A young robin –appropriately named Robin — is raised by a family of mice. She questions where she belongs and sets out on a fearless journey to figure it out. Robin meets a materialistic magpie who tells her about Christmas. It’s worth mentioning actress Gillian Anderson purrs seductively as a cat. The title character is cute but I’m more fascinated by what makes the single dad mouse tick. He’s admirably raising four child mice and a bird all on his own. The chronicle is a heartfelt, sweetly rendered fuzzy-felt creation that really takes a lot of time to tell a predictable tale. At 31 minutes, it’s double the length of the other nominees in this category, but it’s also the only one you can show your kids. This Christmas special from Aardman Animations is a co-production with Netflix. Aardman has been nominated 8 times in this category and won 3. Their last win (in this category) was 26 years ago in 1996 for Nick Park’s claymation short A Close Shave featuring Wallace & Gromit. Prognosticators are predicting that animators Dan Ojari and Mikey Please will change that this year.

CHILE | 16 MIN | 2021

Based on a true story, a woman works for the secret police of Chile in 1975 during the dictatorship of Augusto Pinochet. Her intensely close relationship with her dog suggests a highly disturbed individual. This demonic woman trains her German shepherd to do unspeakable acts. To be fair, it’s unclear what this unsettling short is really trying to teach us. It prompted research on my part. I learned things I wish I hadn’t. To present depravity without the historical context of who Íngrid Olderöck was, renders this short incomprehensible at best and exploitative at worst. Hey, I’m well aware there is unmitigated evil in the world. I suppose I wasn’t prepared for a stop motion cartoon to capitalize on the idea.

SPAIN | 15 MIN | 2021

A man sits inside a cafe, smoking a pack of cigarettes, and ruminates over the question “What is love?” He is merely a framing device for a collection of fragmented vignettes ostensibly presented to provide an answer. A woman wearing nothing but a bikini bottom sits next to her fully clothed boyfriend at the beach. Two Tinder users in a grocery store inadvertently select one another on the app — oblivious they are standing side by side. A homeless man is captivated by a mannequin. A woman commits suicide by jumping off a building. This may be director Alberto Mielgo’s first Oscar nomination, but he is well regarded in Hollywood. The animator is known for his visually distinctive contributions to Spider-Man: Into the Spider-Verse (2018) and the adult animated anthology TV series Love, Death + Robots (2019). The hyper-realistic animation featured here uses keyframe software to animate characters into digitally painted backgrounds. I wish the heady visual style — which resembles rotoscoping or motion capture — had something interesting to say. It’s a nihilistic view of relationships by someone who has seemingly never been in a positive one.

UK/CANADA | 16 MIN | 2021

Beryl is obsessed with drawing and holds determinedly grand artistic ambitions. This is filmmakers Joanna Quinn and Les Mills’ fourth short starring the 59-year-old working-class Welsh housewife and the first to get nominated. In Beryl’s latest adventure, we are introduced to her eccentric family. The depressing lot provides a window into Beryl’s unpleasant personality. It begins and ends with her husband descending a staircase nude à la Duchamp. As a child, her sister Beverly abuses animals like a future serial killer. The hand-drawn character designs are grotesque which matches the subject matter I guess. Originally, I thought the nadir was when Beverly tortures a mouse to its eventual death on a toy train set. The short manages to go even lower. She later gets into taxidermy and stuffs the family dog — through the rectum. Absolute dreck.
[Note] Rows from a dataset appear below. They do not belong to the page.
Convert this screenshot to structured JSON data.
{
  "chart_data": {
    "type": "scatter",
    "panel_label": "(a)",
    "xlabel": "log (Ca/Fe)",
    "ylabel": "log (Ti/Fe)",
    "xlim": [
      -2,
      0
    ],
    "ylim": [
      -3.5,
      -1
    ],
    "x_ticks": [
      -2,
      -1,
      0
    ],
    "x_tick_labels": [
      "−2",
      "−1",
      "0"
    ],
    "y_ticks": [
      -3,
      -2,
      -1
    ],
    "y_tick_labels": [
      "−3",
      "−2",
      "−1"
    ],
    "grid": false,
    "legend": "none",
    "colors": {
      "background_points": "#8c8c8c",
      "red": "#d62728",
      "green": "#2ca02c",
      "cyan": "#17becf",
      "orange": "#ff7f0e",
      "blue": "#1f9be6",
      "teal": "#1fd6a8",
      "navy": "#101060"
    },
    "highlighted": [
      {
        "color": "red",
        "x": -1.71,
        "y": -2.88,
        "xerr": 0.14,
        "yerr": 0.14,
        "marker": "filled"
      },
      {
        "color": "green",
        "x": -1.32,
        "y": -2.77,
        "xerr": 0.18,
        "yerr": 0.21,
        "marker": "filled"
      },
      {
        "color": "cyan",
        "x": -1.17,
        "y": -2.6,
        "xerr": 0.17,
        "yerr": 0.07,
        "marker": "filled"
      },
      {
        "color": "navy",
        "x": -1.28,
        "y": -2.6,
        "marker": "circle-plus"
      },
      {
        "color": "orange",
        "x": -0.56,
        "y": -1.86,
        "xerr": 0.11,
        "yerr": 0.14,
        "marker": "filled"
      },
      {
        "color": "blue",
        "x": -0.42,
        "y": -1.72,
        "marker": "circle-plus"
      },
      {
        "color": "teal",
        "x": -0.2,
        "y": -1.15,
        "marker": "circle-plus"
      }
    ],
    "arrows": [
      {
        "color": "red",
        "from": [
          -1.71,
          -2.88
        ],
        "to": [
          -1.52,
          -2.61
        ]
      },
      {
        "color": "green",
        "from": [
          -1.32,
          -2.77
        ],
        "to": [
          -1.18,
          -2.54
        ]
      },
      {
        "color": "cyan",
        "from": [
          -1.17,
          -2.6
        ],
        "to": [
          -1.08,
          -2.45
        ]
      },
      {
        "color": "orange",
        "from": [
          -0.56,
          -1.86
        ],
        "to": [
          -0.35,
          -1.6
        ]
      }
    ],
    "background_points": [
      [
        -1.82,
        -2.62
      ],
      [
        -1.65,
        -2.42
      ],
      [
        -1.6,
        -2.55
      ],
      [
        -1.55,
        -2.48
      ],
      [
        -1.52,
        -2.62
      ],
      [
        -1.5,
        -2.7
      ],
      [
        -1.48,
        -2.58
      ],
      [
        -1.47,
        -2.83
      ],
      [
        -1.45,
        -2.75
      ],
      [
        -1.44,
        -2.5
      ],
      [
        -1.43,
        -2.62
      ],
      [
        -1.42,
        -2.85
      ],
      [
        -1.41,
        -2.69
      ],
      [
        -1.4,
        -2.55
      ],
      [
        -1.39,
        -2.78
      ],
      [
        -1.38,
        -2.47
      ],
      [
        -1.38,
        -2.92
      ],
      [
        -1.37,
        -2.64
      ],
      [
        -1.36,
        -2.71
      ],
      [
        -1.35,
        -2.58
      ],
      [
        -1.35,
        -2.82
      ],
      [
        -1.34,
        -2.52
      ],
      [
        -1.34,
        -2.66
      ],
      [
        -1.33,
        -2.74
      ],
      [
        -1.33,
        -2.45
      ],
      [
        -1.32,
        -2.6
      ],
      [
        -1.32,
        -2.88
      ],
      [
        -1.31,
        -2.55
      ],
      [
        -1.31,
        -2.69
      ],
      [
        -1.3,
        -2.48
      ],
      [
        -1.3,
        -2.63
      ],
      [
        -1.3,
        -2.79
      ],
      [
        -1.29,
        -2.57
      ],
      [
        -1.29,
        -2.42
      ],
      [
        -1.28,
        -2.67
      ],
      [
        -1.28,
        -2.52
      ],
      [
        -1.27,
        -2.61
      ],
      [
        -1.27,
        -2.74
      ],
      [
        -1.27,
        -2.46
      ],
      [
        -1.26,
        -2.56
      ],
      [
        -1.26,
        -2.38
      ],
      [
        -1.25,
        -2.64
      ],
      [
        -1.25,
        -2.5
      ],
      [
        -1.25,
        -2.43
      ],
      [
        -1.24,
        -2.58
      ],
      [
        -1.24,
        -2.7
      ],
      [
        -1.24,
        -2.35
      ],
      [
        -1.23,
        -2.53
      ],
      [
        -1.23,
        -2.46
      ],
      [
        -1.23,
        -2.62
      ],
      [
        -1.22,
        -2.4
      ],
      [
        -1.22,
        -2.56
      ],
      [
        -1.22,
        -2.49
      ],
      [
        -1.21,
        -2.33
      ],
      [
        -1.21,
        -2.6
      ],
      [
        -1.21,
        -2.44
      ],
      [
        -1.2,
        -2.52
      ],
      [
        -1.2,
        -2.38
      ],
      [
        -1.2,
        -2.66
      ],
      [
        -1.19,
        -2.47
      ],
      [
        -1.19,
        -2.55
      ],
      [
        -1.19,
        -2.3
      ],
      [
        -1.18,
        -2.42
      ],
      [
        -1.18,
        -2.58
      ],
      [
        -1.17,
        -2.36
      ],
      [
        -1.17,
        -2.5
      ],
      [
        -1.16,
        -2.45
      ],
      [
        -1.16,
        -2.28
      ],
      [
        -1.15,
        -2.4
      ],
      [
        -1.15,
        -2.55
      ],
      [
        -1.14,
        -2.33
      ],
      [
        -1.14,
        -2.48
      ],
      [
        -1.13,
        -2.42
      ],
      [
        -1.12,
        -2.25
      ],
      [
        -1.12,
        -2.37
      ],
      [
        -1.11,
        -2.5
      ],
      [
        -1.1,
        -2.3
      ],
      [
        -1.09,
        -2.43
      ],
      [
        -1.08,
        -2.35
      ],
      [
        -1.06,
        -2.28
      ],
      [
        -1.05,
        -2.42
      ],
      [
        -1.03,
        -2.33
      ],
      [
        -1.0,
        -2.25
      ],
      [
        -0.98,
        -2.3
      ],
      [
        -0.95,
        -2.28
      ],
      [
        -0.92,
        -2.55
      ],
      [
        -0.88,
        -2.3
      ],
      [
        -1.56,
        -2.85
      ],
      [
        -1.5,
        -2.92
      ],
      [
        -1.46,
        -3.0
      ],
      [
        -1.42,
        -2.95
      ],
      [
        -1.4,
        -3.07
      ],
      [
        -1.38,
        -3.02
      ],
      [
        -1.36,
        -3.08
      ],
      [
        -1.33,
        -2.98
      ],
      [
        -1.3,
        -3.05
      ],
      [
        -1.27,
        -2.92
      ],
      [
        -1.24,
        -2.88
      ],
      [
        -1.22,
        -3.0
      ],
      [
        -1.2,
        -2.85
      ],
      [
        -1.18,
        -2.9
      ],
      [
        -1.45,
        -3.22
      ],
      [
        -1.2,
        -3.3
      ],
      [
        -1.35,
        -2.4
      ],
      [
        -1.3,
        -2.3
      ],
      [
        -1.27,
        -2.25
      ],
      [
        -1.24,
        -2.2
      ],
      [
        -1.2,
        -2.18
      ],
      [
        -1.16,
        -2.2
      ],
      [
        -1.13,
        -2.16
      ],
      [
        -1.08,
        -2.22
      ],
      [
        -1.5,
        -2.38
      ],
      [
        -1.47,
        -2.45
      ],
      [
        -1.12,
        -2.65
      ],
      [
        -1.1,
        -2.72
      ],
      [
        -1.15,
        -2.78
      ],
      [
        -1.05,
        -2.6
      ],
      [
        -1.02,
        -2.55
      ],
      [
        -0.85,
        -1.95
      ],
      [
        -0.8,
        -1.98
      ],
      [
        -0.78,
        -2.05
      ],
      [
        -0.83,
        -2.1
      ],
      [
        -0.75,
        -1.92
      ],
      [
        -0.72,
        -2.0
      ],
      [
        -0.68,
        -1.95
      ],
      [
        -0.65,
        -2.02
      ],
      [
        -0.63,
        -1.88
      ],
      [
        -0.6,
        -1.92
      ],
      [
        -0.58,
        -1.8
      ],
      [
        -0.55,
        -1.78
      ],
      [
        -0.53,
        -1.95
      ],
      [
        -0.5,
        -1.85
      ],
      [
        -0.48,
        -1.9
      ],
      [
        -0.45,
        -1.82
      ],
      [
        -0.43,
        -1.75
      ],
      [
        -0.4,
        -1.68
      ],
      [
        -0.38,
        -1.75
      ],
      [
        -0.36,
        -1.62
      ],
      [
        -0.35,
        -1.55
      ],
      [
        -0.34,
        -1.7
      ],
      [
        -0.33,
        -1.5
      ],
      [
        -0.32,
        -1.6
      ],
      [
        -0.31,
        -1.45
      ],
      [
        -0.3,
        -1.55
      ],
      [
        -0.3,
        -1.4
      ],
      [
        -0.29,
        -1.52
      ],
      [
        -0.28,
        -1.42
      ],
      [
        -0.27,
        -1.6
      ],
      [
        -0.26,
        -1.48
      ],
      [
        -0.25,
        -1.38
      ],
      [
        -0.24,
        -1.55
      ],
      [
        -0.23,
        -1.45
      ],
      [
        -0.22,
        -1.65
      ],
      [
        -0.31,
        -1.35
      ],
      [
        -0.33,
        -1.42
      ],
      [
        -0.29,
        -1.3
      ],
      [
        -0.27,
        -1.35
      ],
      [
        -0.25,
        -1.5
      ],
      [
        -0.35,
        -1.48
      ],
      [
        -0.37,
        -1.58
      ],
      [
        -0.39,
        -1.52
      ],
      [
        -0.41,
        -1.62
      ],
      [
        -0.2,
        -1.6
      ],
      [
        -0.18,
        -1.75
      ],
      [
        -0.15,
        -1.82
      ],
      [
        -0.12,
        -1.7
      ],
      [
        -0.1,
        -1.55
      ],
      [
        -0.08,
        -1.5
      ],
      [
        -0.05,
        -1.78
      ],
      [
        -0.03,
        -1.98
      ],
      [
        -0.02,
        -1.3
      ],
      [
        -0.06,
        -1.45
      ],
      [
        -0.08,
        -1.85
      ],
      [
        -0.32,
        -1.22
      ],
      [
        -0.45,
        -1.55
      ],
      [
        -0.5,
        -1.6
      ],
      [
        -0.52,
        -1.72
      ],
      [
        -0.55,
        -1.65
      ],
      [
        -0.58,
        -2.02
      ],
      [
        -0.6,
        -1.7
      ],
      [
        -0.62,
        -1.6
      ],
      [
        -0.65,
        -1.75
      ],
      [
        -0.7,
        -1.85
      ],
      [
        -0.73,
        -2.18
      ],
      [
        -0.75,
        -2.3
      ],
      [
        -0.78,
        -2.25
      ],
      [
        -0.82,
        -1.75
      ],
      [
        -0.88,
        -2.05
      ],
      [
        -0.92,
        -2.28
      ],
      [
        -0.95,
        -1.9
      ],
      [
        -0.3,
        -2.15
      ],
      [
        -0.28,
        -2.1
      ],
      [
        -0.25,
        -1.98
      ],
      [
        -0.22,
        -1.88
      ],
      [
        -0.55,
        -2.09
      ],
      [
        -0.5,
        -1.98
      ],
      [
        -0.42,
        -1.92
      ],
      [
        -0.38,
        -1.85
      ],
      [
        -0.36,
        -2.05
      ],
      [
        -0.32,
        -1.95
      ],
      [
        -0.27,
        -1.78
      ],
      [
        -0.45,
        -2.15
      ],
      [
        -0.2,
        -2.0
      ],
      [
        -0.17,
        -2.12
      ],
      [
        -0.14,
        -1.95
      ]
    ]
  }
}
2 Responses to “2022 Oscar Nominated Short Films (Part 1 of 3)”

  1. Robin Robin and Box ballet were the only two I enjoyed. They other 3 were not good. Animation seems to be taking dark turns. I don’t like it. Where’s the fun?

    Liked by 1 person

    • As someone who watched a lot of animated shorts last year, these films are not representative of what’s currently happening in animation.

      The Oscars have gone out of their way to honor the fringes of the genre.